From: Philippe Verdy (verdy_p@wanadoo.fr)
Date: Mon Jul 14 2003 - 20:03:50 EDT
On Tuesday, July 15, 2003 12:51 AM, Patrick Andries <Patrick.Andries@xcential.com> wrote:
> ----- Message d'origine -----
> De: "Philippe Verdy" <verdy_p@wanadoo.fr>
>
> > On Monday, July 14, 2003 11:42 PM, Patrick Andries
> <Patrick.Andries@xcential.com> wrote:
> >
> > > In any case, I believe Peter has an idea how these libraries work
> > > and their limitations, he is rather looking for one with its
> > > limitations.
> >
> > Including the Chinese limitations? It will become tricky if
> > managing with
> traditional or scientific texts with many rare ideographs, because
> it's difficult to create an exhaustive morphological analysis with
> Chinese,
>
> This product does no morphological analysis but uses a hidden Markov
> Model. Did you try it ? (I just checked http://www.gov.tw/sars/ with
> http://quebec.alis.com/castil/essai_silc.cgi gave me Chinese, Big-5).

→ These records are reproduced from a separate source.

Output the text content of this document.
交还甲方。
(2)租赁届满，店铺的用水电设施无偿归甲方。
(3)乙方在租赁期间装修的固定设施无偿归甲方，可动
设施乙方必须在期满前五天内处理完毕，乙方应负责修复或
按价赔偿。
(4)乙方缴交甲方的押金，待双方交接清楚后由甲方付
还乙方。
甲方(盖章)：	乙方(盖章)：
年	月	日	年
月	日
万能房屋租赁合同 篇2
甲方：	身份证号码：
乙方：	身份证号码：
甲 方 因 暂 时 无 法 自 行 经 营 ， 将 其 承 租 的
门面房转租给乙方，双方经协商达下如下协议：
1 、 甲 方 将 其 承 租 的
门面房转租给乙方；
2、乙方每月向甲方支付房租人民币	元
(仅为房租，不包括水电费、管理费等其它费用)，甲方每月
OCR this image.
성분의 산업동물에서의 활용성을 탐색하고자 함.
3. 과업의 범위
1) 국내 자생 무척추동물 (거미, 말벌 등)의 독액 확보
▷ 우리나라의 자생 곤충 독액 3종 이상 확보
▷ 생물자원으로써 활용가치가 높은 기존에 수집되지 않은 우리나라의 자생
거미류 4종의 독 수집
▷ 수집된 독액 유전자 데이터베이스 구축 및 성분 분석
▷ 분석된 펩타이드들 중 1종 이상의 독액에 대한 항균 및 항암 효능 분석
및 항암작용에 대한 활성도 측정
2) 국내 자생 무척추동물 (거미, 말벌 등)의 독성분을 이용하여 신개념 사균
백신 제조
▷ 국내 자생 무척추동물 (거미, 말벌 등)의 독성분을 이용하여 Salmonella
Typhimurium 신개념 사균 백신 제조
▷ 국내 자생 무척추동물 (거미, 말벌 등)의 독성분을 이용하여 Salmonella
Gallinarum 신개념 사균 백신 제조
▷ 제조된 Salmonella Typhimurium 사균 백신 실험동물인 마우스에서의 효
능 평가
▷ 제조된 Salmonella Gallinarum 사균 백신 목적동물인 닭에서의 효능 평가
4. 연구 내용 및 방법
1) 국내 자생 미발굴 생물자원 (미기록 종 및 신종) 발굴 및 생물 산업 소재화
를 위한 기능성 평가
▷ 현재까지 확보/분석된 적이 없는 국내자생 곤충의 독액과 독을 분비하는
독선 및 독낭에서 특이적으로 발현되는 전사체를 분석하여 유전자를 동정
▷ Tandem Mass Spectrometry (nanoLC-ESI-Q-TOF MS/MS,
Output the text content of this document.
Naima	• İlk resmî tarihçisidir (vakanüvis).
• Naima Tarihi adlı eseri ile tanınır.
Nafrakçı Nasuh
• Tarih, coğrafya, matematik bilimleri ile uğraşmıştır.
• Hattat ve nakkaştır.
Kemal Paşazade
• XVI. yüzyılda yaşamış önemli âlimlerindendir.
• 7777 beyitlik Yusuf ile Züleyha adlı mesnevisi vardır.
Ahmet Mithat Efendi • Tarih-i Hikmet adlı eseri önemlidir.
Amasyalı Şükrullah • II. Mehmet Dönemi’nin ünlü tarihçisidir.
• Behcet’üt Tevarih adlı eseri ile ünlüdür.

I could find a few technical plain-text documents that are obviously in
English ASCII and that were also identified as Chinese GBK. This includes
some technical pages that I have (such as SpamCop.net abuse analysis
pages that are also sometimes interpreted as Chinese in Internet Explorer,
or some Unicode text tables that are containing pure US English ASCII
among other numeric data).
I admit that such errors occur mostly on very technical documents, but
technical documents that need correct identification of their encoding
are also database table exports in flat files, in which it is sometimes hard
for a humane to find inaccuracies for its encoding identification, when it
contains lots of digits and separators, or people names and addresses,
with a large majority of lines using a familiar script or orthograph.
For this reason, now, I am used to import data from multiple files in a joint
database, by adding a tracking import id, that allows discovering later if
some batches requires special full export and reencoding: there's nothing
worse that feeding a database from data incorrectly interpreted from multiple
encodings, notably when the database is also very active and is used in
parallel with internal applications whose encoding is well controled. I know
that there are some products that allow identifying a language/encoding
pair on a fragment of a file or from a subselection in a database, but they
are expensive. Using a humane to review each record in a large database
is also costly, long and errorprone.